Selain daya tahan, faktor "stealth" atau kemampuan untuk beroperasi secara diam-diam juga menjadi keunggulan utama drone merpati. Dibandingkan dengan drone konvensional yang seringkali mengeluarkan suara bising dari baling-balingnya dan mudah terlihat oleh mata telanjang, merpati yang terbang di udara akan jauh lebih sulit dideteksi sebagai alat pengawasan. Masyarakat sekitar cenderung tidak akan menaruh curiga pada seekor merpati yang mengepakkan sayapnya di atas kepala mereka, dibandingkan dengan suara mendengung dari drone yang mencolok. Ini menjadikan drone merpati ideal untuk operasi pengintaian yang memerlukan kerahasiaan tinggi atau pengumpulan data tanpa menarik perhatian.

Namun, seperti halnya setiap inovasi yang mendobrak batas, teknologi Neiry ini sontak menimbulkan pertanyaan serius tentang etika dan moralitas. Perdebatan utama berpusat pada fakta bahwa Neiry tidak hanya melatih burung, tetapi secara fundamental mengambil alih otonomi dan kehendak bebasnya melalui implan saraf. Ini adalah perbedaan krusial yang membedakannya dari metode pelatihan hewan tradisional.

Menanggapi kekhawatiran etika ini, Neiry mengklaim bahwa mereka telah berkonsultasi dengan pakar bioetika internal mereka yang tidak menemukan masalah signifikan. Mereka berargumen bahwa meskipun implan tersebut membatasi otonomi burung merpati secara parsial, situasinya tidak jauh berbeda dengan manusia yang menunggangi kuda. Analogi ini mencoba menyamakan kontrol neural invasif dengan kontrol eksternal yang dilakukan manusia terhadap hewan peliharaan atau ternak.

Namun, banyak ahli bioetika dan aktivis hak hewan tidak setuju dengan perbandingan tersebut. Nita Farahany, seorang ahli bioetika terkemuka dari Universitas Duke, mengungkapkan pandangan yang jauh lebih kritis. "Setiap kali kita menggunakan implan saraf untuk mencoba mengendalikan dan mengatur spesies apa pun, rasanya menjijikkan," kata Farahany, seperti dikutip dari Gizmodo. Pernyataannya mencerminkan kekhawatiran yang lebih luas tentang instrumentalitas makhluk hidup, di mana hewan diubah menjadi alat atau mesin untuk tujuan manusia.
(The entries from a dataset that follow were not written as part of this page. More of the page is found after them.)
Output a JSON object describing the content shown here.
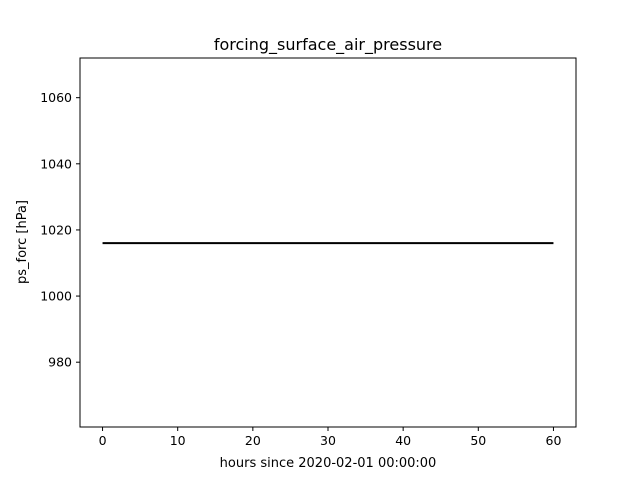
{
  "chart_data": {
    "type": "line",
    "title": "forcing_surface_air_pressure",
    "xlabel": "hours since 2020-02-01 00:00:00",
    "ylabel": "ps_forc [hPa]",
    "xlim": [
      -3,
      63
    ],
    "ylim": [
      960.4,
      1072
    ],
    "x_ticks": [
      0,
      10,
      20,
      30,
      40,
      50,
      60
    ],
    "y_ticks": [
      980,
      1000,
      1020,
      1040,
      1060
    ],
    "grid": false,
    "series": [
      {
        "color": "#000000",
        "x": [
          0,
          60
        ],
        "y": [
          1016,
          1016
        ]
      }
    ]
  }
}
Perbedaan antara menunggangi kuda dan mengendalikan otak merpati sangatlah fundamental. Menunggangi kuda melibatkan perintah eksternal yang ditafsirkan oleh hewan melalui pelatihan dan respons terhadap isyarat fisik. Sementara itu, implan saraf Neiry melakukan intrusi langsung ke dalam sistem saraf pusat, secara efektif memanipulasi dorongan internal dan persepsi arah burung. Ini adalah bentuk kontrol yang jauh lebih invasif dan merampas kemerdekaan biologis hewan pada tingkat yang jauh lebih dalam.
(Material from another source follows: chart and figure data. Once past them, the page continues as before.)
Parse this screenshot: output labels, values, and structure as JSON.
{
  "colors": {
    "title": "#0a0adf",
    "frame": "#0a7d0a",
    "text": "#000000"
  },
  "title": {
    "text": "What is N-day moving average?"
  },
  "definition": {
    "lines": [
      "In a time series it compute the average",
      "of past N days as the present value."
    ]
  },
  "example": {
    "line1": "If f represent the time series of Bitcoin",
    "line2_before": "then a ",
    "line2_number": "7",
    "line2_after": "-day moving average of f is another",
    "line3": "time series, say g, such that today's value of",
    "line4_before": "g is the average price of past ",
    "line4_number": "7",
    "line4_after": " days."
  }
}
Dilema moral ini menyentuh inti dari bagaimana kita memandang dan memperlakukan makhluk hidup yang memiliki kapasitas untuk merasakan dan bertindak. Apakah etis untuk secara neurologis memprogram seekor hewan untuk melakukan tugas-tugas tertentu, terlepas dari klaim "keamanan" prosedural? Apa implikasi jangka panjang terhadap kesejahteraan mental dan psikologis hewan yang terus-menerus dikendalikan secara eksternal? Jika teknologi ini diterapkan secara luas, apa dampaknya terhadap hubungan kita dengan alam dan definisi otonomi makhluk hidup?

Meskipun Neiry menegaskan bahwa fokus mereka adalah pada penggunaan sipil, sejarah menunjukkan bahwa teknologi dengan potensi ganda (dual-use technology) seringkali menemukan jalan ke aplikasi militer atau pengawasan yang lebih kontroversial. Kemampuan untuk secara diam-diam mengawasi target tanpa terdeteksi adalah aset yang sangat berharga dalam konteks intelijen dan keamanan. Oleh karena itu, klaim "hanya untuk sipil" perlu diawasi dengan cermat oleh komunitas internasional dan badan regulasi.

Teknologi "bio-drone" Neiry adalah manifestasi nyata dari kemajuan pesat dalam bidang neuroteknologi dan antarmuka otak-komputer. Ini adalah terobosan yang luar biasa dalam kemampuan manusia untuk memahami dan memanipulasi sistem biologis. Di satu sisi, ia menawarkan solusi inovatif untuk masalah-masalah praktis seperti pengawasan, inspeksi, dan penyelamatan, dengan keunggulan yang signifikan dibandingkan teknologi konvensional. Di sisi lain, ia membuka kotak Pandora pertanyaan etika yang kompleks, menantang pemahaman kita tentang otonomi hewan, batasan manipulasi bioteknologi, dan tanggung jawab moral kita sebagai pengembang teknologi. Perdebatan seputar "drone merpati" ini kemungkinan besar akan terus berlanjut, membentuk arah masa depan teknologi bio-hybrid dan hubungan kita dengan dunia hewan.